Stage One Complete

I finally got around to switching out the theme (that is the background) of this blog. Stage one (or is it post one?) on make-overs is complete. 

Like other make-overs, I'm not completely happy with the result. It's simple compared to other themes I have had in the past, but it isn't overly simple, lacking shapes and visual texture. Glaring to me, on this new theme is the pink bar...I don't consider myself a "pink" person...but I'm going to live with it...learn to like it, as I'm sure we have all been told at one point or another. Instead of spending hours (hours over days) agonizing about the best free theme I could find, one that is the "Emily" brand, I selected this one within one hour.

Stay tuned as I reveal other make-overs in the coming days!

It's a Flop

It has become obvious to me that learning more than the basics about cooking and sharing it here has been a flop. It isn't that I simply haven't shared my newly acquired knowledge, it's that I don't have any to share! I haven't even tried any new recipes that I can share with you.

This blog needs a makeover - again.

Speaking of makeovers, there have been some behind the scenes here (as in within the walls of my house but not visible to you). Once I decide how I feel about these makeovers, I'll share them with you.

Over Christmas, Annie and I went for a walk and I told her that wholesale changes are needed in and around my life in Winnipeg. I just have to figure out where to start and how to support the changes.

In the meantime, there is always music. Music is a good thing. I always end up dancing at some point throughout the day.

So turn up your volume and Stompa with Serena Ryder


Maybe I Do

Let me set the scene for you:

I'm sitting on the couch in the living room with my laptop open. Jason is in the kitchen, which is open to the living room, cleaning off the counter. I'm not sure but the television might be on, and if not, the stereo is.

Suddenly I say,

"Do I sometimes have long pauses between words when I'm speaking?"

Jason responds without missing a beat, "Yes. And you still think that you don't have MS?"

Who does he think he is?! Smart ass.

Maybe I do. Maybe I don't. Maybe I was reading an article about MS symptoms, maybe I wasn't. Maybe I knew the answer the question.

Maybe I did.

I Am Drug Free

Tonight I find myself sitting on my parent's couch, here for my fourth visit in 4 months, and I realize that I am here with no commitments - well, no commitments to MS. I am here without syringes or pills that dictate how long I can be here. I am here without having to go home to Winnipeg in time for an appointment for a drug infusion. Just before arriving here for the holiday, I made a big decision on how to manage my disease.

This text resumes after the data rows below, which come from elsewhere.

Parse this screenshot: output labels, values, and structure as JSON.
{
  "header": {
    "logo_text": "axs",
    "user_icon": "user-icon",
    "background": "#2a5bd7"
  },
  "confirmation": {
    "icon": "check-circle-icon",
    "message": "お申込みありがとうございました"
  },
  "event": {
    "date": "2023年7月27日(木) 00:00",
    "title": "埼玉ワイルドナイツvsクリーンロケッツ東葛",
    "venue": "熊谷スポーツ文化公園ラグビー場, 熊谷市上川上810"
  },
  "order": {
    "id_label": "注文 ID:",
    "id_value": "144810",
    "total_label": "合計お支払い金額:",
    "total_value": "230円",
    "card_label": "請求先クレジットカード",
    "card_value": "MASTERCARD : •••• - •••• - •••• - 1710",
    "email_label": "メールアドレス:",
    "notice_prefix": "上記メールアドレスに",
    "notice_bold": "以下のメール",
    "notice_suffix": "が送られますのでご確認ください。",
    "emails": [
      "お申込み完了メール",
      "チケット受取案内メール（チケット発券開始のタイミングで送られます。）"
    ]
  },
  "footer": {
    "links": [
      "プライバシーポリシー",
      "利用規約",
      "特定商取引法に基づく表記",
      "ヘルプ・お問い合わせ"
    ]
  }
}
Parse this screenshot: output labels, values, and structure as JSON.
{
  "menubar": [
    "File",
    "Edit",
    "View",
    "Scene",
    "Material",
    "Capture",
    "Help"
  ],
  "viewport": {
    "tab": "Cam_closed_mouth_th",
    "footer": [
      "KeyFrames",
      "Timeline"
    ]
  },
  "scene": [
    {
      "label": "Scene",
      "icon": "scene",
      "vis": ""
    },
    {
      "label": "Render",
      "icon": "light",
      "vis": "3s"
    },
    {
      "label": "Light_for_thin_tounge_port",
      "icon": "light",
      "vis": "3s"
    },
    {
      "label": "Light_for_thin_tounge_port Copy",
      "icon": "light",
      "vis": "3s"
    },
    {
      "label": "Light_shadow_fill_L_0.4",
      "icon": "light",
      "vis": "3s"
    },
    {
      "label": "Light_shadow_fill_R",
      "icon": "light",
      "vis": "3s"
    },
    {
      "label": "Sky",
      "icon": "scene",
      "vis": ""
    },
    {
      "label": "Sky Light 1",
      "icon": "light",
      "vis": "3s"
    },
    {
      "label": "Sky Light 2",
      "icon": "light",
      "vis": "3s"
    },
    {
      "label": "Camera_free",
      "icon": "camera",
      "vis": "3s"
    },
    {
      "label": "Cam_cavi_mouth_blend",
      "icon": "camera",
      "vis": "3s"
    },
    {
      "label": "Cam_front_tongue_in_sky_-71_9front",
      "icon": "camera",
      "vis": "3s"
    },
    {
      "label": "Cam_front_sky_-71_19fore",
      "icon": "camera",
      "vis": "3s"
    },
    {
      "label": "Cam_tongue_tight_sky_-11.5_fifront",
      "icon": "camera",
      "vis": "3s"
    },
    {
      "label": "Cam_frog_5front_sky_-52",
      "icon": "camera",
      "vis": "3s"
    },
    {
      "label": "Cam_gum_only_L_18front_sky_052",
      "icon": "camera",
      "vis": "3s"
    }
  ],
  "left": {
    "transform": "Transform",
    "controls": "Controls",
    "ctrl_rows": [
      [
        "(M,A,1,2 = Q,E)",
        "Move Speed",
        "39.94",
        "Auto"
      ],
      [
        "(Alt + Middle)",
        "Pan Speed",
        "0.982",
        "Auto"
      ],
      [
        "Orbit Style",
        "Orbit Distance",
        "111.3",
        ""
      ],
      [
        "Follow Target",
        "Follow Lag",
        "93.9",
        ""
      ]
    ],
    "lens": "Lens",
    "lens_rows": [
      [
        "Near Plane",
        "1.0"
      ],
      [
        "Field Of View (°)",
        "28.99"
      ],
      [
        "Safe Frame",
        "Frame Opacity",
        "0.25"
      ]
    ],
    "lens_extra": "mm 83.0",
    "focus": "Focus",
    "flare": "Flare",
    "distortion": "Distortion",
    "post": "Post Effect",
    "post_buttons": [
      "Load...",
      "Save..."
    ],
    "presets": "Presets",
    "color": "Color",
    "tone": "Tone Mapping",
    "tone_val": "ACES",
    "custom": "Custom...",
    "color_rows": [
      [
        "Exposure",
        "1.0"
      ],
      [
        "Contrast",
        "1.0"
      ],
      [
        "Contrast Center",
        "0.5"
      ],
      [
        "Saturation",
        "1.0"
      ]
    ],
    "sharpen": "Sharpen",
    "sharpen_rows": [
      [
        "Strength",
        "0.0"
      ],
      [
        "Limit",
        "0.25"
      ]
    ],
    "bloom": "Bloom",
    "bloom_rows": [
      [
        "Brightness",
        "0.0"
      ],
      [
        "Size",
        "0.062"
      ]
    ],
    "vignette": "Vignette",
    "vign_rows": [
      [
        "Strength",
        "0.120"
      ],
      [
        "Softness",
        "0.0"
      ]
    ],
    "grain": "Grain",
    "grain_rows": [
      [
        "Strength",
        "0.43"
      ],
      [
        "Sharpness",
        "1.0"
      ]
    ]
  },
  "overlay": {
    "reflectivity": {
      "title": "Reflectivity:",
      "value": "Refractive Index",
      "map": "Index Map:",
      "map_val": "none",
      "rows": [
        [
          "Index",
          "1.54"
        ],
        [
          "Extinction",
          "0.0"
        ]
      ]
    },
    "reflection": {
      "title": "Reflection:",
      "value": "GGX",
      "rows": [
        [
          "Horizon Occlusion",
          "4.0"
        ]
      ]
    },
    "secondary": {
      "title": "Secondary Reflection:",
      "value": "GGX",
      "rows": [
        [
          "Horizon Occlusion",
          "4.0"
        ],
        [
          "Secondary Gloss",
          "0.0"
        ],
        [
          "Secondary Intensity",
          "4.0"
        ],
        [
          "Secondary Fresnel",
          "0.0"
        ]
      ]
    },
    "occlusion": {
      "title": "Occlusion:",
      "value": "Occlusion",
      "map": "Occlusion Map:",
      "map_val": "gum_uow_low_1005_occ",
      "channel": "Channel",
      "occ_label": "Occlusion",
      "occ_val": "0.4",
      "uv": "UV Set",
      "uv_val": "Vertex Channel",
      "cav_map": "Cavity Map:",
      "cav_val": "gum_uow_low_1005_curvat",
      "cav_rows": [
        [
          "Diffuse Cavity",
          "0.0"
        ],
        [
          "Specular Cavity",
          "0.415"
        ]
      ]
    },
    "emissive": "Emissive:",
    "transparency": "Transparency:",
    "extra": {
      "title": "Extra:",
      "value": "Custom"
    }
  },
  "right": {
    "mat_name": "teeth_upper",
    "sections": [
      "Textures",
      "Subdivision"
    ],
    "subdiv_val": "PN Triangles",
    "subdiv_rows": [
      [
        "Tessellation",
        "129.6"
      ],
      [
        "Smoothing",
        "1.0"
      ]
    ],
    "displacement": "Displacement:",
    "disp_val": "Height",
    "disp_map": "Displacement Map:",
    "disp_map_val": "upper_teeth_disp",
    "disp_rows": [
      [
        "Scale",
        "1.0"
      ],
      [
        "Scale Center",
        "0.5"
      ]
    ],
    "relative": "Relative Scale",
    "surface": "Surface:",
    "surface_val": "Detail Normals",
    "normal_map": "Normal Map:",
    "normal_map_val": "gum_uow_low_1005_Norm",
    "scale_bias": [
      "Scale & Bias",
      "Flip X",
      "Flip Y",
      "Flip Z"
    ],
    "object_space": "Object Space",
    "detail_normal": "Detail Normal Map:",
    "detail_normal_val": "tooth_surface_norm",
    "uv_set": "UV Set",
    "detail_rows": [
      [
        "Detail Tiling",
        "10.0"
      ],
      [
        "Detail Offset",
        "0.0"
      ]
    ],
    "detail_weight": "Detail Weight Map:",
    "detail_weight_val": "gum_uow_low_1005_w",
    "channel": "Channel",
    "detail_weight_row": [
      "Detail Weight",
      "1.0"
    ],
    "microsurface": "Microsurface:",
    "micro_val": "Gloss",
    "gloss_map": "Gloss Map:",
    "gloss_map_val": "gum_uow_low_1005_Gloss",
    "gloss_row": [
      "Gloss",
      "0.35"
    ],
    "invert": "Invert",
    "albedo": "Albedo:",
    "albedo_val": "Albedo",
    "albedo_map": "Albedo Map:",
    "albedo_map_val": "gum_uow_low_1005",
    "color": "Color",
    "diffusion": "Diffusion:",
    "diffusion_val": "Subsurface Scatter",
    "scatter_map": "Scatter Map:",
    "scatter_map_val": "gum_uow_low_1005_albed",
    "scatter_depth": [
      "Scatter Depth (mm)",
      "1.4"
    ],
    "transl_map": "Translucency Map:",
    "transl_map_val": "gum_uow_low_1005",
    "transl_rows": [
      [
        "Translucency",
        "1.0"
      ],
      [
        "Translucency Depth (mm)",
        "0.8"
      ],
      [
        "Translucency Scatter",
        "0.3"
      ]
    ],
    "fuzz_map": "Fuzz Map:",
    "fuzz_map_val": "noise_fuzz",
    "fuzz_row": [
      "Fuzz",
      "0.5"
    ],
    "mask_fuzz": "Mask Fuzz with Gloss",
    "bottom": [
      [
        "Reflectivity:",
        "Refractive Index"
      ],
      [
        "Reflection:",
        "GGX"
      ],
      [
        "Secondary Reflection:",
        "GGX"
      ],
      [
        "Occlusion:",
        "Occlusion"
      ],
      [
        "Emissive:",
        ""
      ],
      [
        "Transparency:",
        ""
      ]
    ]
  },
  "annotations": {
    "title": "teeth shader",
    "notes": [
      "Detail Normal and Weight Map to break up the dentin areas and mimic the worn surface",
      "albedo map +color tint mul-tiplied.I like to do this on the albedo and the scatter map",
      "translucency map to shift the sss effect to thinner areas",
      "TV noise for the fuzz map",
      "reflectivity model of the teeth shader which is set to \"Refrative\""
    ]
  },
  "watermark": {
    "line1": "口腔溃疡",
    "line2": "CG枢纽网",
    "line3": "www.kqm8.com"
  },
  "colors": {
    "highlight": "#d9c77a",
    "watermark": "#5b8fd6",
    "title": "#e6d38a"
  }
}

Following an MRI, Jason and I met with my MS neurologist to review the results of the scan. The other priority of the appointment was to discuss my next possible treatment option (also known as the last treatment on the table) - the monthly infusion of Tysabri. It turns out that what showed up on the MRI played a huge role in deciding to go drug free. The other factor in the decision was the risk versus the benefit of being on Tysabri.

Do you want to know what the neuro saw in the images of my brain? He saw nothing - nothing new and nothing "active". For me, this is the second best thing he could have said to me. Obviously, the best thing he could have said was that the radiologists have been wrong all along - I don't have MS.*

*I still feel this way and as I always do, I asked him if this was in fact the case.

I have not had any change in the locations or size of my brain lesions in over a year. Add to that, the belief that I have not had a relapse since January 2008, and everything looks good. This is not to say that I don't have lesions or residual difficulties from past lesions. It just means that I feel pretty darn good.

Being drug free means being diligent and being aware of my body more than usual. Any sign of a relapse, or any new symptoms and my neuro will start me on Tysabri. I will have another MRI in 6 months to have a look at the inside workings and warnings.

*I made my parents a calendar with old family photos. That's me with my favourite t-shirt "Girls Can Do Anything" and my suspenders.